In the latest batch by Whisky-Fässle, there’s a new Bunnahabhain 1990. By the looks of it a similar cask to the previous one.
Bunnahabhain 22 yo 1990
(52%, Whisky-Fässle 2013, sherry cask)
Nose: quite a lot of toasted bread to start with. Leather and soy sauce. Big jammy notes (raspberry / strawberry / figs), fading into balsamic notes. Fudge and caramel. Wee hints of sulphur and plastics as well. Maybe a little incense. First fill, high power sherry. Mouth: a sourish kind of sherry, with cough syrup, liquorice and herbal essences. Hints of resin and cloves. Galangal and gentian. Bitter oranges. Over the top in my opinion, I can’t think of many sherry bottlings as invasive as this one. Finish: long, sour and bitter as well now. Fernet-Branca springs to mind.
The Balvenie 12 Year Old Single Barrel First Fill is a 2013 addition to The Balvenie’s range, a younger sibling to the 15 year old single cask. These are limited edition bottlings: it’s one of around 300 drawn from a single cask made from American white oak. The sample I purchased comes from the first cask to have hit the British market.
Balvenie 12 yo Single Barrel (47,8%, OB 2013, first fill bourbon barrel #12742)
Nose: fresh, clean, sweet, modern, youngish. Quite cereally, with a big candied sweetness: pear drops and lemon candy. Vanilla. It’s not all sweetness though, as the new-sawn oak and accompanying spices (cinnamon, ginger) are clearly present. A light yeasty note as well. Mouth: on the light side, with similar flavours. Lots of malty notes, a little honey, some coconut. Baked apple and cinnamon sugar. Fades on gentle citrus zest and oak. Finish: a bit short. Citrusy and cereally. Ever more spicy notes as well.
The Balvenie has always had high standards, so it comes as no surprise this is a well-produced, smooth dram, but a slightly boring one as well. What would have been a nice profile for a standard 12 year-old, is just not enough to be bottled as a single cask. I can only assume it was deliberately kept simple and aimed at ‘single cask beginners’, hence hollowing out the single cask concept a little. Around € 50.
I get a lot of PR e-mails that are deleted as soon as they arrive. The majority are cocktail recipes that are said to be much better when made with this or that specific brand of whisk(e)y. Most of them seem to be related to American holidays, assuming the whole world lives up to Memorial Day or Kentucky Derby. The last one was about some barbecue professional, but hey, somewhere down the line he marinates meat with whiskey. This blog is not a lifestyle magazine, sorry!

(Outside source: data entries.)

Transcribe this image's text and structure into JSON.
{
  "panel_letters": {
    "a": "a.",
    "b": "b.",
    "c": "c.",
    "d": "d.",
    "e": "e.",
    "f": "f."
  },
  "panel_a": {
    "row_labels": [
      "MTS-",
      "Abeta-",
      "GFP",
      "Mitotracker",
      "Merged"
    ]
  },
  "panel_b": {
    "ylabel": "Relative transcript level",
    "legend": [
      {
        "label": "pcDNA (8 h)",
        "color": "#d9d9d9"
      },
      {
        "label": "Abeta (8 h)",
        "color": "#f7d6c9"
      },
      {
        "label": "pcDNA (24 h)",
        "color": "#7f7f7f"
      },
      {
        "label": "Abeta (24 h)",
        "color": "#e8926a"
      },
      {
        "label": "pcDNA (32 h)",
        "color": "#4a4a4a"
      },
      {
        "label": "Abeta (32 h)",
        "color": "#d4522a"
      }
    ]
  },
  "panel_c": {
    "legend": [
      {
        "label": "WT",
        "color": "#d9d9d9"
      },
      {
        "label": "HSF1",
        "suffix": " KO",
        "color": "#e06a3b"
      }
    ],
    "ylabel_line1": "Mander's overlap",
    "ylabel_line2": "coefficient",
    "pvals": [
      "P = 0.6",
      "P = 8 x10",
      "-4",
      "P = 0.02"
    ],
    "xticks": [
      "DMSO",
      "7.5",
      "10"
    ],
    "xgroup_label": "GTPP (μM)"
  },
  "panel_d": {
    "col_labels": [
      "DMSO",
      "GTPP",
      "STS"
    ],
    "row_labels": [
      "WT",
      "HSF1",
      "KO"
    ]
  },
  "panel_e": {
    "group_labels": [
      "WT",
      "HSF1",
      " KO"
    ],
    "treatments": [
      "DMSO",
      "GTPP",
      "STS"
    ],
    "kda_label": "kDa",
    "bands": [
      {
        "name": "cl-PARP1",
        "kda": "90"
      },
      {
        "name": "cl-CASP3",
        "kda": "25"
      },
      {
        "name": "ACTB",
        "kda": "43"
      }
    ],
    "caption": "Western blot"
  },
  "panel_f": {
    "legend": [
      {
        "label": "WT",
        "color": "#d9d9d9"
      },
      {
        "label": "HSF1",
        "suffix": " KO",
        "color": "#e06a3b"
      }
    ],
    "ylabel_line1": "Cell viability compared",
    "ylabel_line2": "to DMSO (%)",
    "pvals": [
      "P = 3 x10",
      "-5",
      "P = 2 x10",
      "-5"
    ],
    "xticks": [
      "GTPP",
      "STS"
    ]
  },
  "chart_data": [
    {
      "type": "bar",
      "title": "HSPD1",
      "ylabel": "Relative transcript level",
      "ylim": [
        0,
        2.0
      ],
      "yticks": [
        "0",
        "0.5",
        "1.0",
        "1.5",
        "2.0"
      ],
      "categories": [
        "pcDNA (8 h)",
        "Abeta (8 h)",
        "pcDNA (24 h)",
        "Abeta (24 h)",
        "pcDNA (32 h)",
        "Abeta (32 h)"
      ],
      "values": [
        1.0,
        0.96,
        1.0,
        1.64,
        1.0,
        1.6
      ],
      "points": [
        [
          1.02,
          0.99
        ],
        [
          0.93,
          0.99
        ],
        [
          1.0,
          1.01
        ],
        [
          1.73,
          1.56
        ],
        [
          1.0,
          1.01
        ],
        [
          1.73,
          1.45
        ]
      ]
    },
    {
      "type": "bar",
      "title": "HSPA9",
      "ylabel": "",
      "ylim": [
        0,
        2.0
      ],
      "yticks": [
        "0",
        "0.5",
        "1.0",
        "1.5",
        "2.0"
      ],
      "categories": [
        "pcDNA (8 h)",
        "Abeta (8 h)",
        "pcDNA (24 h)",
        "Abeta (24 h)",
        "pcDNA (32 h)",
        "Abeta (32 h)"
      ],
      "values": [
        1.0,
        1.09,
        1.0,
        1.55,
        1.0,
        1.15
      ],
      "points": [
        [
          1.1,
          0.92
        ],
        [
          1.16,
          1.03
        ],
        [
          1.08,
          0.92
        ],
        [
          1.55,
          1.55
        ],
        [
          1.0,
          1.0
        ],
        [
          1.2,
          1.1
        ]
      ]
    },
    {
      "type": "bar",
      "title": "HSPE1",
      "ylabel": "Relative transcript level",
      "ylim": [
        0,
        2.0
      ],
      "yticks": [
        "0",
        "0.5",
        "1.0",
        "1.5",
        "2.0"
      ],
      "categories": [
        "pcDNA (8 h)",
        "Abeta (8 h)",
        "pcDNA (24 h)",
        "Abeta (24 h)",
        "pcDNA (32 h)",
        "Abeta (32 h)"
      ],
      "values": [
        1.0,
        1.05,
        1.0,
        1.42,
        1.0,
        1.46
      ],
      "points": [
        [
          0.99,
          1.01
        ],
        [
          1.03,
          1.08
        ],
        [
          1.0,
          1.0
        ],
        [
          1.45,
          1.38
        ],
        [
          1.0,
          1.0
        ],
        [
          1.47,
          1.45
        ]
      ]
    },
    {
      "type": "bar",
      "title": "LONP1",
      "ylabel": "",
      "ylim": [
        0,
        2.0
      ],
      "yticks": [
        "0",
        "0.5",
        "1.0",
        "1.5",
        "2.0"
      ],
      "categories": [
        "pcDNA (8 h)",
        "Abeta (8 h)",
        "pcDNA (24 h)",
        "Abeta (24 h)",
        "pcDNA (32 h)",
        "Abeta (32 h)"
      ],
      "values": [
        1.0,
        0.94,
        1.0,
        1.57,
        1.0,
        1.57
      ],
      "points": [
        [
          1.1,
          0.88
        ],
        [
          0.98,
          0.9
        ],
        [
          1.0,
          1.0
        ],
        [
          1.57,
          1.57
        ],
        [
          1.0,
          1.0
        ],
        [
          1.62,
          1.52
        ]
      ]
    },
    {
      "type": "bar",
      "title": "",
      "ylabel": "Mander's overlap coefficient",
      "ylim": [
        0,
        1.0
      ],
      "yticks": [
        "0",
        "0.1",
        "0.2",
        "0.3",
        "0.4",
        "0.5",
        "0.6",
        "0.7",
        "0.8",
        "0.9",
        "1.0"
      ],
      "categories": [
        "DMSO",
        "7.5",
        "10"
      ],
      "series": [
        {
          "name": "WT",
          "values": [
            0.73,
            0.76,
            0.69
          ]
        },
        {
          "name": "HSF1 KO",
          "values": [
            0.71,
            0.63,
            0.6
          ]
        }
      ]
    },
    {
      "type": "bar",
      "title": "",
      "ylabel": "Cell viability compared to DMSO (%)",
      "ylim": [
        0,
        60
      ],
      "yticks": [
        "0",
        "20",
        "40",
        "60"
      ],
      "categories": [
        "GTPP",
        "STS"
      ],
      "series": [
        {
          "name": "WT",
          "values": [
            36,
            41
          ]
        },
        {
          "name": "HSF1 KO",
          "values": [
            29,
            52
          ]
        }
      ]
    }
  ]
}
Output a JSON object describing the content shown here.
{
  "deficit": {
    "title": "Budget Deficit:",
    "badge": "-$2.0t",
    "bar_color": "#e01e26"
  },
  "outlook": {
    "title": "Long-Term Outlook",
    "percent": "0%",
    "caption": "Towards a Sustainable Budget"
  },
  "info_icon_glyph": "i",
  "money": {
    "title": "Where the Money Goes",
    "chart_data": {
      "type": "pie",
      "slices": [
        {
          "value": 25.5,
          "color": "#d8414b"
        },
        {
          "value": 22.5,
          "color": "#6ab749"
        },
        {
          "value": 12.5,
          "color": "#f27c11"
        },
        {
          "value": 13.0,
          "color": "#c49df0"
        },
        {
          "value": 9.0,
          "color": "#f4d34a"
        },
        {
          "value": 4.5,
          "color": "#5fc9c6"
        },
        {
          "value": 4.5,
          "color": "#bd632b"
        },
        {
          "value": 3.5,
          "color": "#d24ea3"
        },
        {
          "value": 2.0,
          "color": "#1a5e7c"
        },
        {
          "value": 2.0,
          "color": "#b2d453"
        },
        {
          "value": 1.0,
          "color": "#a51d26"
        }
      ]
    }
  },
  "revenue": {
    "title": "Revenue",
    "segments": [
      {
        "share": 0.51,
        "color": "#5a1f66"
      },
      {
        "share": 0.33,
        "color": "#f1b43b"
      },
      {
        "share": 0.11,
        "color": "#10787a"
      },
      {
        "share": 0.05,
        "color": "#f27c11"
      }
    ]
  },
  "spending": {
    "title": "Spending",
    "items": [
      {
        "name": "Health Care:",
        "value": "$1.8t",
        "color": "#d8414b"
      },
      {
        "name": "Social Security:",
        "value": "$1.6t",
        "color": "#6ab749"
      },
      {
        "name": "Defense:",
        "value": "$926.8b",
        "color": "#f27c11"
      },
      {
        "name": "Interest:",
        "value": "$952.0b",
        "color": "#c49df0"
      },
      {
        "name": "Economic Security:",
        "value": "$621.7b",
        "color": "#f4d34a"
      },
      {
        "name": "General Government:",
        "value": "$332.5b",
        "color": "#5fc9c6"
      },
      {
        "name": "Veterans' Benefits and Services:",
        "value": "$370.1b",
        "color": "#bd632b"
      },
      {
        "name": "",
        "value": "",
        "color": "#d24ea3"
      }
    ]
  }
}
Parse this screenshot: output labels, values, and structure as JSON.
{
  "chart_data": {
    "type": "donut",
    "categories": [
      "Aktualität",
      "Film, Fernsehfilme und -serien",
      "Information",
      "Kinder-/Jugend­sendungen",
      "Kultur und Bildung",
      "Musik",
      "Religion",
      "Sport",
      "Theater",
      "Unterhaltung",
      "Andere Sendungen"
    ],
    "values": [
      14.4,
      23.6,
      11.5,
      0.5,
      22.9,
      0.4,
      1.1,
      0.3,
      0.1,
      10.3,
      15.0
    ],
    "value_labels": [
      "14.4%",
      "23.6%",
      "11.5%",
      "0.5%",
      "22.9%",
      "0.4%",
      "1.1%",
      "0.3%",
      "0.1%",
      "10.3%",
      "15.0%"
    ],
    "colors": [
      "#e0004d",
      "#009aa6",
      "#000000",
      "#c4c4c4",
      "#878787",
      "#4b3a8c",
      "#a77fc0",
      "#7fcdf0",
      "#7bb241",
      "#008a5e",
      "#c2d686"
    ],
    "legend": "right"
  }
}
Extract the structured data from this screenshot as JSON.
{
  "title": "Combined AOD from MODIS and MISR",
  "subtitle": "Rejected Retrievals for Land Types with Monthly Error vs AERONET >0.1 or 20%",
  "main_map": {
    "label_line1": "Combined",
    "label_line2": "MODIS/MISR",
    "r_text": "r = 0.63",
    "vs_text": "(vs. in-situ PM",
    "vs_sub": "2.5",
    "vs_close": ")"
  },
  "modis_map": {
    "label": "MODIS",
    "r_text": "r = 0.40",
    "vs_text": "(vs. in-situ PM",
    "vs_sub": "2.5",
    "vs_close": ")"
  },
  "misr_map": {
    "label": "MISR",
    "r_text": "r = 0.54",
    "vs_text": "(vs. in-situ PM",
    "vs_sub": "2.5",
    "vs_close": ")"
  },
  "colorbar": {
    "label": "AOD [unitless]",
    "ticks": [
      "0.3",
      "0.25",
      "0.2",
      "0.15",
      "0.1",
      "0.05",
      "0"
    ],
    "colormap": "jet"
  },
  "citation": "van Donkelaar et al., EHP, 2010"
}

Anyway, sometimes the PR is done right. They’ve actually seen your website and they send you something you can use, even when it’s not my core business, so to speak: not just a recipe but a ready-made whisky cocktail. The other day Cutty Sark sent me a miniature of their newish Cutty Sark Storm, together with a can of Appletiser. It doesn’t seem to have a global distribution, so for those of you who don’t know the brand: it’s a sparkling apple juice soft drink, originally from South Africa.
I have to admit I didn’t know what to expect. I like a whiskey sour or a Blood & Sand, but this could be too sticky. Not true: both drinks are complementary. The Cutty Sark Storm is a vibrant blend with fruity notes of apple and gooseberries and these go well with the sparkling apple juice. Pineapple is highlighted as well. The benefit of using whisky instead of other mixers is the influence of the oak of course, which brings a certain dryness instead of making it excessively sweet. Taken with enough ice, a very refreshing combination indeed.